# Release and publish

> **Project** (non-normative maintainer notes) · **For:** maintainers shipping Cotal

Cotal uses [Changesets](https://github.com/changesets/changesets) to version and publish the
workspace packages under `packages/*`, `extensions/*`, and `implementations/*` to npm.
`examples/**` is ignored, since it is not published.

## One-time npm setup: trusted publishing (OIDC)

Trusted publishing replaces the long-lived `NPM_TOKEN` secret with short-lived OIDC tokens
issued by GitHub Actions. Each published package must be configured once on npmjs.com.

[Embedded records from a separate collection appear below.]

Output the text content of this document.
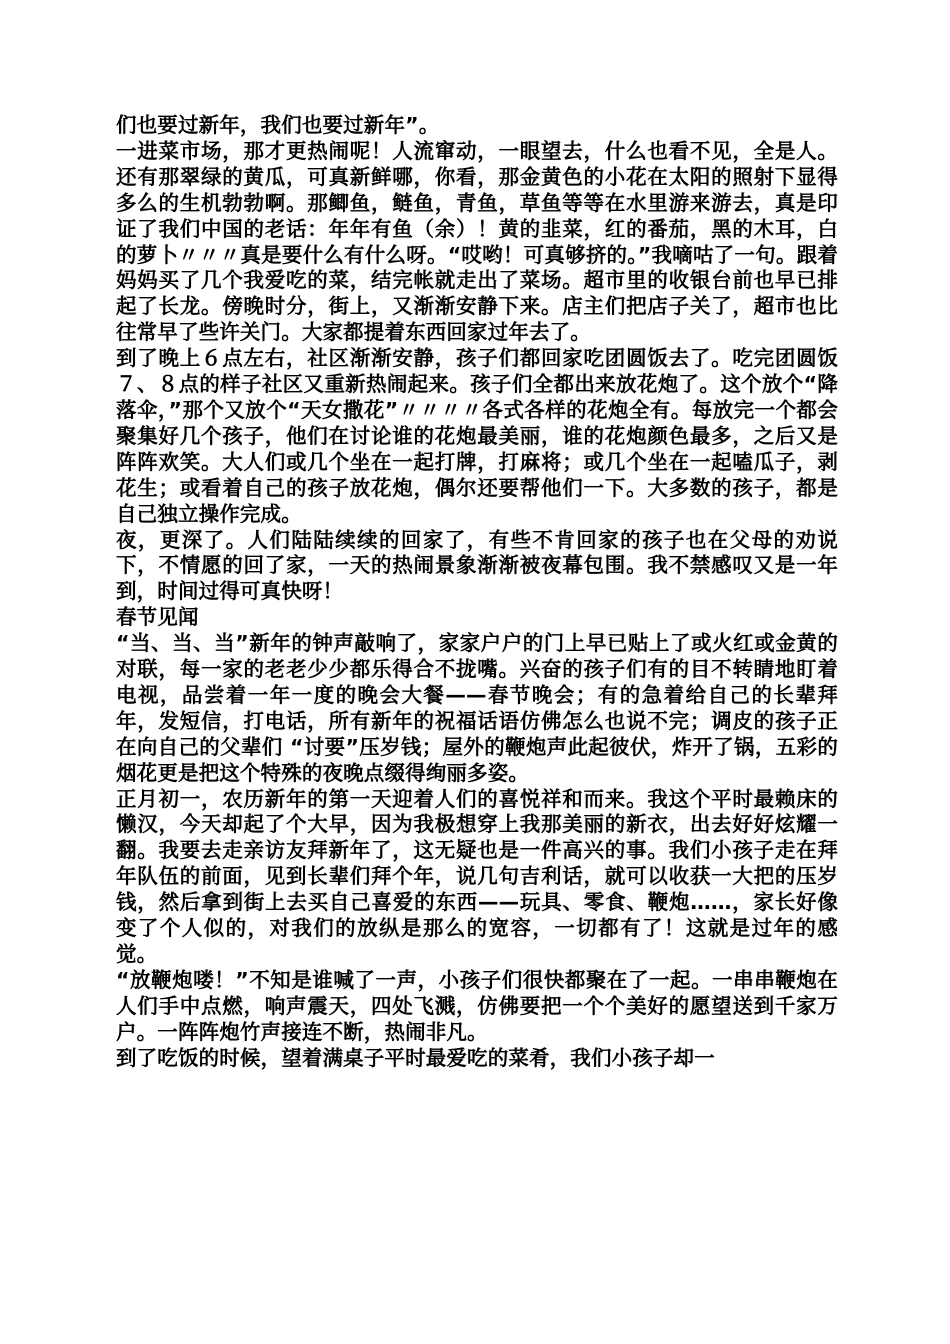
们也要过新年，我们也要过新年”。

一进菜市场，那才更热闹呢！人流窜动，一眼望去，什么也看不见，全是人。还有那翠绿的黄瓜，可真新鲜哪，你看，那金黄色的小花在太阳的照射下显得多么的生机勃勃啊。那鲫鱼，鲢鱼，青鱼，草鱼等等在水里游来游去，真是印证了我们中国的老话：年年有鱼（余）！黄的韭菜，红的番茄，黑的木耳，白的萝卜〃〃〃真是要什么有什么呀。“哎哟！可真够挤的。”我嘀咕了一句。跟着妈妈买了几个我爱吃的菜，结完帐就走出了菜场。超市里的收银台前也早已排起了长龙。傍晚时分，街上，又渐渐安静下来。店主们把店子关了，超市也比往常早了些许关门。大家都提着东西回家过年去了。

到了晚上６点左右，社区渐渐安静，孩子们都回家吃团圆饭去了。吃完团圆饭７、８点的样子社区又重新热闹起来。孩子们全都出来放花炮了。这个放个“降落伞，”那个又放个“天女撒花”〃〃〃〃各式各样的花炮全有。每放完一个都会聚集好几个孩子，他们在讨论谁的花炮最美丽，谁的花炮颜色最多，之后又是阵阵欢笑。大人们或几个坐在一起打牌，打麻将；或几个坐在一起嗑瓜子，剥花生；或看着自己的孩子放花炮，偶尔还要帮他们一下。大多数的孩子，都是自己独立操作完成。

夜，更深了。人们陆陆续续的回家了，有些不肯回家的孩子也在父母的劝说下，不情愿的回了家，一天的热闹景象渐渐被夜幕包围。我不禁感叹又是一年到，时间过得可真快呀！

春节见闻

“当、当、当”新年的钟声敲响了，家家户户的门上早已贴上了或火红或金黄的对联，每一家的老老少少都乐得合不拢嘴。兴奋的孩子们有的目不转睛地盯着电视，品尝着一年一度的晚会大餐——春节晚会；有的急着给自己的长辈拜年，发短信，打电话，所有新年的祝福话语仿佛怎么也说不完；调皮的孩子正在向自己的父辈们 “讨要”压岁钱；屋外的鞭炮声此起彼伏，炸开了锅，五彩的烟花更是把这个特殊的夜晚点缀得绚丽多姿。

正月初一，农历新年的第一天迎着人们的喜悦祥和而来。我这个平时最赖床的懒汉，今天却起了个大早，因为我极想穿上我那美丽的新衣，出去好好炫耀一翻。我要去走亲访友拜新年了，这无疑也是一件高兴的事。我们小孩子走在拜年队伍的前面，见到长辈们拜个年，说几句吉利话，就可以收获一大把的压岁钱，然后拿到街上去买自己喜爱的东西——玩具、零食、鞭炮……，家长好像变了个人似的，对我们的放纵是那么的宽容，一切都有了！这就是过年的感觉。

“放鞭炮喽！”不知是谁喊了一声，小孩子们很快都聚在了一起。一串串鞭炮在人们手中点燃，响声震天，四处飞溅，仿佛要把一个个美好的愿望送到千家万户。一阵阵炮竹声接连不断，热闹非凡。

到了吃饭的时候，望着满桌子平时最爱吃的菜肴，我们小孩子却一
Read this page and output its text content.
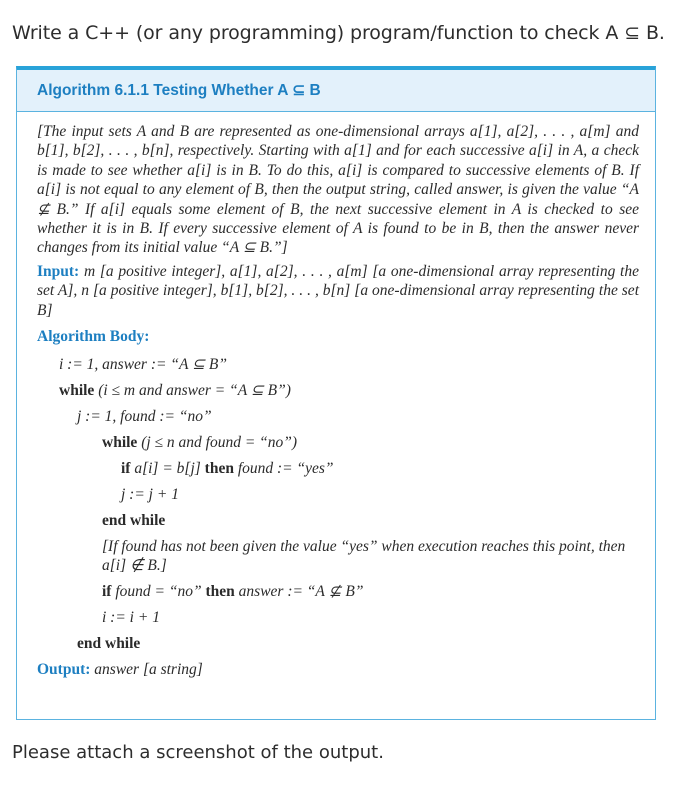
Write a C++ (or any programming) program/function to check A ⊆ B.
Algorithm 6.1.1 Testing Whether A ⊆ B

[The input sets A and B are represented as one-dimensional arrays a[1], a[2], . . . , a[m] and b[1], b[2], . . . , b[n], respectively. Starting with a[1] and for each successive a[i] in A, a check is made to see whether a[i] is in B. To do this, a[i] is compared to successive elements of B. If a[i] is not equal to any element of B, then the output string, called answer, is given the value “A ⊈ B.” If a[i] equals some element of B, the next successive element in A is checked to see whether it is in B. If every successive element of A is found to be in B, then the answer never changes from its initial value “A ⊆ B.”]

Input: m [a positive integer], a[1], a[2], . . . , a[m] [a one-dimensional array representing the set A], n [a positive integer], b[1], b[2], . . . , b[n] [a one-dimensional array representing the set B]
Algorithm Body:
i := 1, answer := “A ⊆ B”
while (i ≤ m and answer = “A ⊆ B”)
j := 1, found := “no”
while (j ≤ n and found = “no”)
if a[i] = b[j] then found := “yes”
j := j + 1
end while
[If found has not been given the value “yes” when execution reaches this point, then a[i] ∉ B.]
if found = “no” then answer := “A ⊈ B”
i := i + 1
end while
Output: answer [a string]
Please attach a screenshot of the output.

For **every** published package (`@cotal-ai/core`, `@cotal-ai/cli`, `@cotal-ai/manager`,
`@cotal-ai/delivery`, `@cotal-ai/connector-core`, `@cotal-ai/connector-claude-code`,
`@cotal-ai/connector-opencode`, `@cotal-ai/connector-hermes`, `@cotal-ai/cmux`, and the
`cotal-ai` binary):

1. Go to `https://www.npmjs.com/package/<name>/access` (e.g.
   `https://www.npmjs.com/package/@cotal-ai/core/access`).
2. Scroll to **Trusted publishing** → **Add a trusted publisher**.
3. Pick **GitHub Actions**.
4. Fill in:
   - **Organization or user:** the GitHub owner (your org or user).
   - **Repository:** `SWARL` (or whatever this repo is called).
   - **Workflow filename:** `changesets.yml`.
   - **Environment name:** leave blank.
5. Save. Repeat for every package.

> The first time, you may need to publish a version manually (with a classic token) so the
> package exists on npm. After that, OIDC takes over.

## Day-to-day flow

1. Open a PR that changes code in a publishable package.
2. Add a changeset describing the change:

   ```bash
   pnpm changeset
   ```

   Pick the affected packages plus the semver bump (patch / minor / major), and write a
   one-line summary. Commit the generated `.changeset/<name>.md` file alongside your code
   change.
3. Merge to `main`.
4. The `Changesets` workflow runs:
   - If there are pending changesets, it opens (or updates) a PR titled `chore(release):
     version packages` that bumps versions and updates `CHANGELOG.md` files.
   - When **that** PR is merged, the same workflow detects the bumped versions, runs `pnpm
     build`, and `pnpm publish`es each changed package to npm with provenance.

## Manual publish (escape hatch)

If the workflow is broken, you can run the same steps locally with a classic npm token:

```bash
pnpm ci:version
pnpm ci:publish
```

Set `NPM_TOKEN` in your environment first. **Do not** commit the token.

## How `ci:publish` is wired

`ci:publish` in the root `package.json` is:

```bash
pnpm publish -r --provenance --access=public --no-git-checks
```

- `-r`: recursively publish all workspace packages.
- `--provenance`: emit SLSA provenance attestations (a no-op without OIDC, automatic with it).
- `--access=public`: required for scoped packages on first publish.
- `--no-git-checks`: skip pnpm's branch / clean-tree guard, since CI does not need it.